1947’de Mounier’nin hatırlattığı biçimiyle, “Hristiyan aydınlar bu dönemde
kendilerini rahatsız bir konumda bulurlar. Hristiyanlığa bağlı aydınlar
Hristiyanlığın cefasını muhafaza etme ve gözetmeye zorlanırlar.”

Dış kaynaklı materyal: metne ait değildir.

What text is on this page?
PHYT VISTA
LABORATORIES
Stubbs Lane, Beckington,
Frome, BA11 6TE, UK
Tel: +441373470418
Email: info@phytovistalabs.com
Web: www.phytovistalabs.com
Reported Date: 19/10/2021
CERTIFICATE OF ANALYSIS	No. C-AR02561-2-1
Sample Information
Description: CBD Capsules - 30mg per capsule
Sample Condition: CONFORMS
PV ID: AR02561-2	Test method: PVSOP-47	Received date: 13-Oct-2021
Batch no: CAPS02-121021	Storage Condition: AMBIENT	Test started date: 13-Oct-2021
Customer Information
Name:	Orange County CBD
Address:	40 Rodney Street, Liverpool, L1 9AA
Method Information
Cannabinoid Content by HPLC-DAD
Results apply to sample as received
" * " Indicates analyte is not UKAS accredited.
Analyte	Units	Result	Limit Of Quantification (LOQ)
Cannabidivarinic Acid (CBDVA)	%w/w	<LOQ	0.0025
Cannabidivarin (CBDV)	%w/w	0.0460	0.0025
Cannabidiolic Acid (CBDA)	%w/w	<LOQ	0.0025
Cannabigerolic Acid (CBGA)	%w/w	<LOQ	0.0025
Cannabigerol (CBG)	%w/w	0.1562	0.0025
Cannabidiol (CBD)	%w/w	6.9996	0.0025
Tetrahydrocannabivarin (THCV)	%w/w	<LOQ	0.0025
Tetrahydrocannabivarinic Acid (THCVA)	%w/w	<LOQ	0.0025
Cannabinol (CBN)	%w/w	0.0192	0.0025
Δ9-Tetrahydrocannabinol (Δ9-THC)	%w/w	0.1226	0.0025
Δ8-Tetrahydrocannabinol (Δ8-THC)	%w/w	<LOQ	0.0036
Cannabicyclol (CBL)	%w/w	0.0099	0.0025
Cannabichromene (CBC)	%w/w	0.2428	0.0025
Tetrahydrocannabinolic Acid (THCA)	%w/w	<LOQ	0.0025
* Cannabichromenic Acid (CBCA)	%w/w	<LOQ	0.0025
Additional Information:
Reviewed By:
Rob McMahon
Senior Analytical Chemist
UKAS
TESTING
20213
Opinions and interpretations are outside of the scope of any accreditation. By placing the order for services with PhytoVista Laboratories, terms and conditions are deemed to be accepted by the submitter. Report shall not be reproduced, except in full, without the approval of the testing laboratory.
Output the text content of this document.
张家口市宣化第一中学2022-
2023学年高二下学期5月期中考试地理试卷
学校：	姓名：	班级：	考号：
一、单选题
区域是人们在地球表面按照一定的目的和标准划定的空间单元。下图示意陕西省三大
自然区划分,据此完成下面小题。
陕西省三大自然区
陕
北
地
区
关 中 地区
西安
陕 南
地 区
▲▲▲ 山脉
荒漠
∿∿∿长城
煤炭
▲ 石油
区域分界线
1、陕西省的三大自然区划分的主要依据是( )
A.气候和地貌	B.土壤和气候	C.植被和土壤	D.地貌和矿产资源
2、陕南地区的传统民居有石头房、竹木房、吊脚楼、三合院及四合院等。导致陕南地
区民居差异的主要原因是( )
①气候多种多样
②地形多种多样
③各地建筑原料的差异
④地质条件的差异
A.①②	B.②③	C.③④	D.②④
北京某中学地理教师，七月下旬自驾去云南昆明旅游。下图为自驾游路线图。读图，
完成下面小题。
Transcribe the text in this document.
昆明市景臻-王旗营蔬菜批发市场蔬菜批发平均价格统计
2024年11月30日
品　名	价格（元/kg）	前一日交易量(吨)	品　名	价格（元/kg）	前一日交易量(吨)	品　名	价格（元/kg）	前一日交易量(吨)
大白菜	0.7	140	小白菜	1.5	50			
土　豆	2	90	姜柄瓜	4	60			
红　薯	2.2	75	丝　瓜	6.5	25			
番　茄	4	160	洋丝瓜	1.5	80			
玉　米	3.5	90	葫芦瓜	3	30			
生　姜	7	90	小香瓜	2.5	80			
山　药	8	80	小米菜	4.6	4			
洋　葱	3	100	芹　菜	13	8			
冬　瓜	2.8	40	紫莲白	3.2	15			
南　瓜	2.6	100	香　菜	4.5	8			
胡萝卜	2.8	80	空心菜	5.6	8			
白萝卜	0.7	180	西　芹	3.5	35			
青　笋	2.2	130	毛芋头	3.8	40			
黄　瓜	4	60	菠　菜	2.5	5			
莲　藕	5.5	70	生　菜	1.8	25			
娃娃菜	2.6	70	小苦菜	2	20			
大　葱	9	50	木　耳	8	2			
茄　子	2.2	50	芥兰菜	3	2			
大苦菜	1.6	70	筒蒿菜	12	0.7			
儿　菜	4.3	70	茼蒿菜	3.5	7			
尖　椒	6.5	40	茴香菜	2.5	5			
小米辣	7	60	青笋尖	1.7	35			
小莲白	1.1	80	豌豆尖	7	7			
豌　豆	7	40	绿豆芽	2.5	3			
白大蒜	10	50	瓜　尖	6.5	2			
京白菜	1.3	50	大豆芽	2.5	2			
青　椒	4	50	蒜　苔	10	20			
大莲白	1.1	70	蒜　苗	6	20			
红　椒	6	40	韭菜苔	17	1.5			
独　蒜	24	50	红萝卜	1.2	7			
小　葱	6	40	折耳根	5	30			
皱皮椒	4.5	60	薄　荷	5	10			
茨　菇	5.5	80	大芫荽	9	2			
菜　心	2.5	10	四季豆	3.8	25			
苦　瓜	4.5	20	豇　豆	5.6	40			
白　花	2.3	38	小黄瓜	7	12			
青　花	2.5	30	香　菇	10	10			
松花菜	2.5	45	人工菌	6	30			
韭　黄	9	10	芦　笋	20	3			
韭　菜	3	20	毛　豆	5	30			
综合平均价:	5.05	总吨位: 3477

Komünist Parti ise felsefeci Roger Garaudy üzerinden
yüzünü Hristiyanlığa döner ve Perspektifler aracılığıyla
Hristiyanlara uzatılan ele belirli bir mana katar. Varoluşçuluk, Katolik
düşünce ve Marksizm üzerinden yapılan bu “teklif”, farklı ufuklara sahip
eylemciler arasında belirli bir güvensizliğe yol açar.
Frédéric Gugelot
[Editörlüğünü Denis Pelletier ve Jean-Louis
Schlegel’in yaptığı La Gauche du Christ. Les Chrétiens de Gauche de 1945 à
Nos Jours (“İsa’nın Solu: 1945’ten Bugüne Solcu Hristiyanlar”) isimli
kitabın yedinci bölümünden alıntı.]
Dipnotlar:
[1] Hareketin genç Katolikler üzerindeki etkisi mesele hâline gelmiş ve
hareket, 29 Aralık 1926’da Papa XI. Pius tarafından mahkûm edilmiştir.
[2] On dokuzuncu yüzyılda ortaya çıkmış ve Hristiyan
hümanizmi temelli bir öğretidir. “İnsan Tanrı’nın yansımasıdır, bu sebeple
saygı görmeye hakkı vardır” temel düsturlarından biridir.